(3) LOS FRUTOS DE LA PASIÓN, de Shuji Terayama.
DELEITE Y SUMISIÓN
Primer film de Shuji Terayama que se exhibe comercialmente en España, el penúltimo de este cineasta japonés fallecido en mayo de 1983 y que, como su compatriota Oshima, había realizado algunas de sus obras en Francia, quizá al amparo de una libertad de expresión que no hallaba en su propio país. Los frutos de la pasión (1980) evidencia dos de las principales preocupaciones temáticas de su autor, la política y el sexo, adaptando muy libremente la novela de Dominique Aury Retour à Roissy (1969).

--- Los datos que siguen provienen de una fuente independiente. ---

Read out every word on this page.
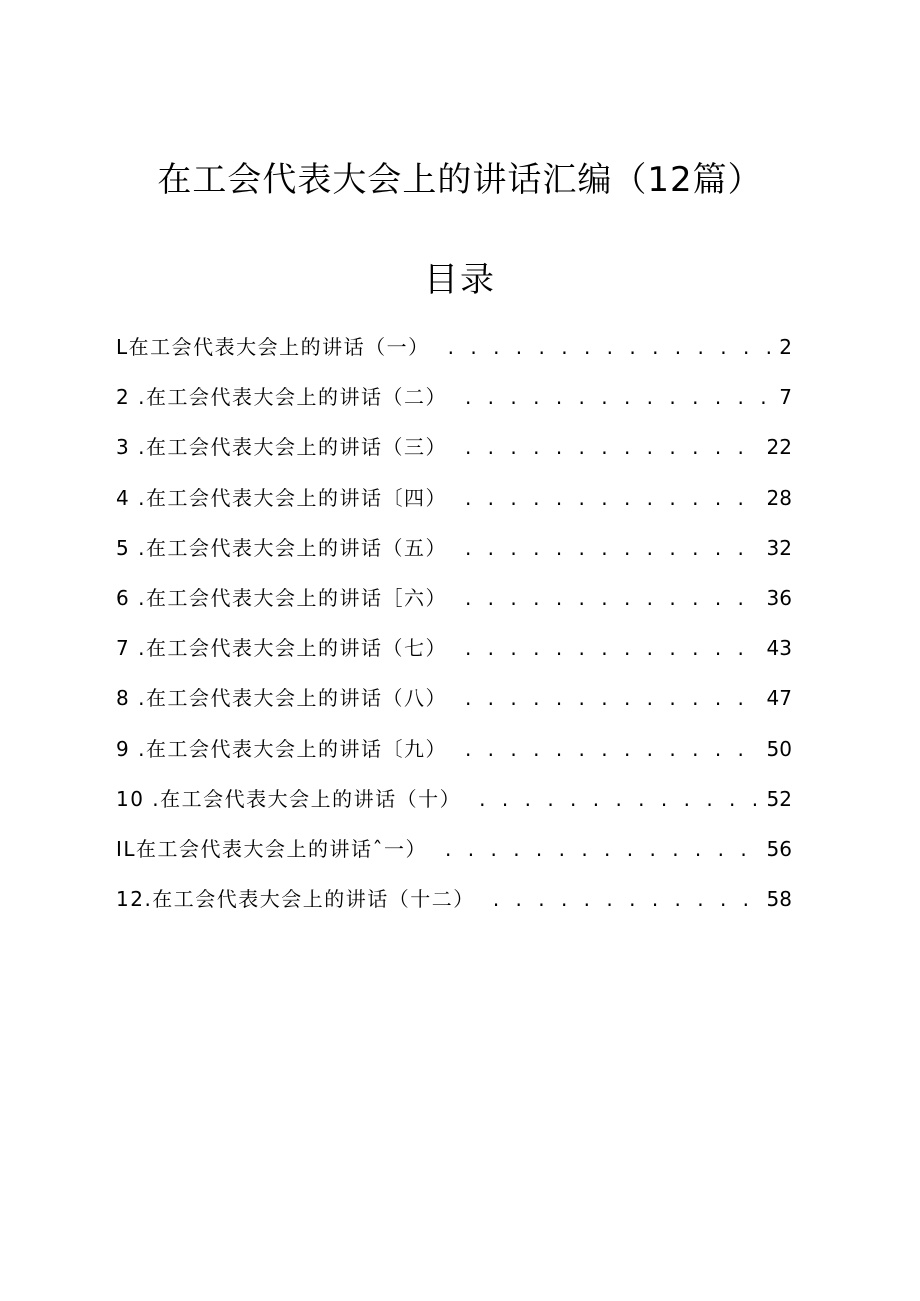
在工会代表大会上的讲话汇编（12篇）
目录
L在工会代表大会上的讲话（一） . . .	2
2 .在工会代表大会上的讲话（二） . . .	7
3 .在工会代表大会上的讲话（三） . . .	22
4 .在工会代表大会上的讲话〔四） . . .	28
5 .在工会代表大会上的讲话（五） . . .	32
6 .在工会代表大会上的讲话［六） . . .	36
7 .在工会代表大会上的讲话（七） . . .	43
8 .在工会代表大会上的讲话（八） . . .	47
9 .在工会代表大会上的讲话〔九） . . .	50
10 .在工会代表大会上的讲话（十） . . .	52
IL在工会代表大会上的讲话ˆ一） . . .	56
12.在工会代表大会上的讲话（十二） . . .	58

Pero aquí lo de menos es el sustrato literario de partida, tremendamente débil si no fuera por el enorme talento de un Terayama cuyo estilo no naturalista, muy libre y de muy difícil lectura en ocasiones, convierte una historia trivial y artificiosa en un relato apasionante, de un acentuado lirismo y de una belleza formal raras veces contemplada en pantalla. Y así, la peripecia de la jovencita (Isabelle Illiers) recluida en un burdel chino por su amante, el noble inglés sir Stephen (Klaus Kinski), viene enriquecida por el entorno histórico y político: la revuelta de los coolies de los años 20 en Hong Kong, trazando un paralelismo entre la esclavitud de la chica y la de un pueblo colonizado que lucha por recobrar su libertad, colectivo personificado en el adolescente revolucionario enamorado de la prisionera.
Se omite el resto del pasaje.